How to create a smart chat-bot?

Roman picture Roman · Nov 17, 2009 · Viewed 53.1k times · Source

I know that it's still an open problem so I don't expect to see complete answers here. I just want to find some approaches to solve the next problem:

I have a model (assume that is's bot's memory), and different words are associated with different objects in the model. Speaking with the bot is like executing sql-queries with a DB. Language is a very hard formalizable protocol. And we can't just write a million lines of code to implement some real language. But I believe that it's absolutely possible to implement some self-learning mechanism. How can it be implemented? Is it possible to implement learning "from scratch" or "from few basic words"? Just want to hear your ideas.

Actually, English is a very strict language and it's one of the easiest languages for experimenting with AI. Many other languages allow you to change the order of words (for example). And in some cases changed order can change the whole meaning or just add some intonation. I really don't have any ideas how to teach a bot for these things.

Answer

mjv picture mjv · Nov 17, 2009

The first step, in taking this game to the next level, is ...

...to have a very clear view of prior art!

(and pardon me to say, the question doesn't suggest that you have such an extensive insight into the matter [and you're not alone, count me in ;-)])

Even, and maybe in particular, if your intention is to apply completely novel techniques and models, it seems important to review the literature on current and past practices. Aside from possibly identifying elements that may be adapted or reused in a new implementation, a survey of the domain will provide an keen understanding of the nature of the problem[s].

I've personally tried -on various and multiple occasions!- either the naive approach or the sophomoric approach to tackling broadly-defined problems. With the naive approach, one has but a very slight idea of the true nature and scope of the problem.

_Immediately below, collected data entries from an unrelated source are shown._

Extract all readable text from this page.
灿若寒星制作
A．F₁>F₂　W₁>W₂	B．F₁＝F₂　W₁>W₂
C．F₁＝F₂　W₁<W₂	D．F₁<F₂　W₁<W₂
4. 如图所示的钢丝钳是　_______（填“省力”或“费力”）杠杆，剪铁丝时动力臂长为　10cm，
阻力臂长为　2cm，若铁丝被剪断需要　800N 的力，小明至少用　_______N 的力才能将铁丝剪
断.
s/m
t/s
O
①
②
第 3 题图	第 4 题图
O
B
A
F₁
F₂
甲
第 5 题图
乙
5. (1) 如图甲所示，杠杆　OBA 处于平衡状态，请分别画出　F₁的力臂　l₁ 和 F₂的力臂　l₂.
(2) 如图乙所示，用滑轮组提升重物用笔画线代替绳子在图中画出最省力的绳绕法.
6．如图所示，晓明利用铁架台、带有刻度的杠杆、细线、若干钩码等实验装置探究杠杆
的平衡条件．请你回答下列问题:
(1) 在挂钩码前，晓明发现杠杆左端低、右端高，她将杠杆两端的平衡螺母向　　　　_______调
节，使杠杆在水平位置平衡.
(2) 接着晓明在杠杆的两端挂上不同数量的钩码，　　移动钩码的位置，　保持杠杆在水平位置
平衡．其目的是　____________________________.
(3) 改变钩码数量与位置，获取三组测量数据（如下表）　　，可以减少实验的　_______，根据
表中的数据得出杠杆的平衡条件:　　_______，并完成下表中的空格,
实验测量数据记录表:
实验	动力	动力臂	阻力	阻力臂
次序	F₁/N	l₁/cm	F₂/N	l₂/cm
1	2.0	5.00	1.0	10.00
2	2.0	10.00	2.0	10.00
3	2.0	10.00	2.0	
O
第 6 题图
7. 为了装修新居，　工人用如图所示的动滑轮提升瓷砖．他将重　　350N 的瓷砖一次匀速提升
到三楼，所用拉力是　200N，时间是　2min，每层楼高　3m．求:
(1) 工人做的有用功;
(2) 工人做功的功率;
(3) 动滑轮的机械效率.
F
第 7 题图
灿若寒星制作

The sophomoric sees us better equipped with domain knowledge and also with related tools, but this can also be misleading because without a deeper understanding, we tend to mis-read/mis-understand new material offered to us and also misuse some of the tools (a bit like the the fellow who's "good with a hammer" for whom many things look like a nail...)

It is particularly easy to make these mistakes in the field of NLP. That's because

  • Common sense seems to be all is required: after all a child, who's native tongue is English understands subtleties like
       "He's not really an expert"
       "He's really not an expert"
    (small wink at the OP's reference to the ordering of word in the English language)
  • We live in such exciting times, technology and knowledge wise: Processing power, programming language and tools, mathematical techniques, availability of affordable corpora... to name a few of these things that make this moment in time so special.

Far from me the idea of discouraging you in your chat-bot endeavor, I just hope that this long and generic exposé will encourage to look-before-you-leap, as this will truly save you time in the long run, I think in two ways:

  • provide you some frames of references (again, even if your intention is to "think outside these boxes")
  • maybe entice you to redefine the problem, for example by limiting it to particular domains of conversation (sports, or health, or life at a particular university campus...) or by focusing on a particular aspect of the problem (semantic awareness, smooth, natural sounding grammar, use of colloquial forms...)

Good luck ;-)